My research interests lie in political philosophy and questions to do with what ought to be considered the ground of political communities in the context of a globalised world.

This interest developed out of my research into international refugee protection mechanisms and their inadequacy in ensuring that the world’s refugees are protected by signatory states to the 1951 Convention for the Protection of Refugees and its 1967 Protocol.

As a result of my research, I concluded that to ensure adequate protection, states must demonstrate a greater commitment to interstate cooperation in order to more evenly distribute asylum seeker claims between them. Wealthy states, such as Australia, must also show a renewed commitment to refugee protection by increasing the number of refugees they permanently resettle and by immediately abandoning off-shore detention policies, which criminalise refugees who have a right to protection under existing customs of international law.

I tentatively endorsed the establishment of an international refugee quota mechanism but rejected the establishment of a market in such quotas on the grounds that it would unlikely lead to greater protection of refugees given the susceptibility of such a system to corruption. Existing evidence suggests that a market in refugee quotas could also leave many of the world’s refugees in a permanent state of geographical limbo as states bartered over the sale of their quota allocations, even though it might at least temporarily incentivise states to contribute funds and resources to refugee protection.

Consequently, refugee protection mechanisms are likely to be best strengthened by revising the 1951 Refugee Convention to more adequately reflect contemporary times and the reasons that force many of the world’s refugees to flee.

At the same time, more research is needed into mechanisms that support the temporary protection of refugees in states nearby to conflict zones and in states that cannot adequately ensure that the basic rights of their people are being upheld.

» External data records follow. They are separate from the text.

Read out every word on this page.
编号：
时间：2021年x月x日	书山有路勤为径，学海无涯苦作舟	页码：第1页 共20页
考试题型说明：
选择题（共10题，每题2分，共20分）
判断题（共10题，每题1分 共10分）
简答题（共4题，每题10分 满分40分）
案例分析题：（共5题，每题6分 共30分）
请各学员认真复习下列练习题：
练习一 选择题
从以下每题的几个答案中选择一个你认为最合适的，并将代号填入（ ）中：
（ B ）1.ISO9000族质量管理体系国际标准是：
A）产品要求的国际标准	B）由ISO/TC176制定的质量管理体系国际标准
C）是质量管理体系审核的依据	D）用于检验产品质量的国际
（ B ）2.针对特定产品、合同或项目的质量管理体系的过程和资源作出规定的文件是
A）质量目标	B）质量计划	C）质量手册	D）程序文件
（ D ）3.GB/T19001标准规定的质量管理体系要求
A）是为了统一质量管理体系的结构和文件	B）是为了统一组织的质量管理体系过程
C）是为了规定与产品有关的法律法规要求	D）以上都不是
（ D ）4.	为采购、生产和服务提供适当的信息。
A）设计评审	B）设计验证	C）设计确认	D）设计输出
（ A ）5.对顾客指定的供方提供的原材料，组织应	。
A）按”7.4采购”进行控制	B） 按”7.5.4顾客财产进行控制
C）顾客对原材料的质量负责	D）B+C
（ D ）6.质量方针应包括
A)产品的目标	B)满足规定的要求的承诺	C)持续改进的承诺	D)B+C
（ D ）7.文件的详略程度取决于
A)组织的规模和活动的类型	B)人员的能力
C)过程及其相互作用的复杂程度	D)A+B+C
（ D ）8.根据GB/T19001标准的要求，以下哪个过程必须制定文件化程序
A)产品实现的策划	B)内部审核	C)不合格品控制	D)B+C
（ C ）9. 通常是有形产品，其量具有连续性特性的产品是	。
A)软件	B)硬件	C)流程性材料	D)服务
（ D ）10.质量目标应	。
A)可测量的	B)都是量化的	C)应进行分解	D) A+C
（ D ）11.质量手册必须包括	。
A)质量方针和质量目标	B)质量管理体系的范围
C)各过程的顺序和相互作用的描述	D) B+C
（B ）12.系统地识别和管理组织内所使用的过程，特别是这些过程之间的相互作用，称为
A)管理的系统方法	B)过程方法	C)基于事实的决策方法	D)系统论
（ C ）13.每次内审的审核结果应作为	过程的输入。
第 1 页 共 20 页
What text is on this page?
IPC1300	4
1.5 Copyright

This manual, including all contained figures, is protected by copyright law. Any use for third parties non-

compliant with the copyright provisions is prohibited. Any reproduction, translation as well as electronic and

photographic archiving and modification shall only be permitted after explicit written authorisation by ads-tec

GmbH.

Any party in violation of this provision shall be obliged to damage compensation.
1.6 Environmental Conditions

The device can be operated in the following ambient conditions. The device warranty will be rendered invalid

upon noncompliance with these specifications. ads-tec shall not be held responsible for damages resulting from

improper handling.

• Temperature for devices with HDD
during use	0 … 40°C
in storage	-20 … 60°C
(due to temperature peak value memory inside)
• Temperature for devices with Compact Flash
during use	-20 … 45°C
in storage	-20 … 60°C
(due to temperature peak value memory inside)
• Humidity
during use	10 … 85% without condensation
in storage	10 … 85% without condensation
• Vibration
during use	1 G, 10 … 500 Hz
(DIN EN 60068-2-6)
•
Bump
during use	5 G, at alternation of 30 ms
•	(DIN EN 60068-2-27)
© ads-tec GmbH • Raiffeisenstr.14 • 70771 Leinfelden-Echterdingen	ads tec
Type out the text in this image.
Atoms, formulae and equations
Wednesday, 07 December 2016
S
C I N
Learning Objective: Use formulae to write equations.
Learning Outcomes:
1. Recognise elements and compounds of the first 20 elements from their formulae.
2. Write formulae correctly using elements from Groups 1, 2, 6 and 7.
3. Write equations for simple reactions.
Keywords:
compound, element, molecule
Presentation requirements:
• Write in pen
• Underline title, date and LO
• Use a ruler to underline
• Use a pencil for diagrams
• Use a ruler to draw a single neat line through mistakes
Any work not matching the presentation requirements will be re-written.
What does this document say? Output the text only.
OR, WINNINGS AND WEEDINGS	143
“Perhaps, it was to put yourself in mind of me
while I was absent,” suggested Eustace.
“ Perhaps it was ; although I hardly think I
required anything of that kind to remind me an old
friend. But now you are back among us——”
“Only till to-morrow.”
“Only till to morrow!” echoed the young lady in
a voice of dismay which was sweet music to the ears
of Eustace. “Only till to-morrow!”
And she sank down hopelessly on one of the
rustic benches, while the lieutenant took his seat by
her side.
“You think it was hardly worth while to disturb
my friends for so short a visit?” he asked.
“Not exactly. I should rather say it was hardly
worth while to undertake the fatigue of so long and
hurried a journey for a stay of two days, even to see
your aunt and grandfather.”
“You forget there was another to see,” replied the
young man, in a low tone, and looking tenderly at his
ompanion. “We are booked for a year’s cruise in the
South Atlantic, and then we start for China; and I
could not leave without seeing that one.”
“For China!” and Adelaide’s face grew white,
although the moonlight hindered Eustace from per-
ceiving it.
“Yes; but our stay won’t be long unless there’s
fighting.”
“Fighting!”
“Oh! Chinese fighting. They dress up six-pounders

In a world stratified by disproportionate levels of wealth and development, it is imperative that well-resourced states invest in mechanisms that support community building in areas struggling with poverty, famine, and the by-products of civil conflict and which, invariably, host many of the world’s refugees.

In future research projects, I intend to probe the question of whether open borders policies are philosophically justified. Thinking through the consequences of such an approach to migration policy, I hope to shed light on how we ought to think about the notion of political community in the context of democracy and global interconnectedness.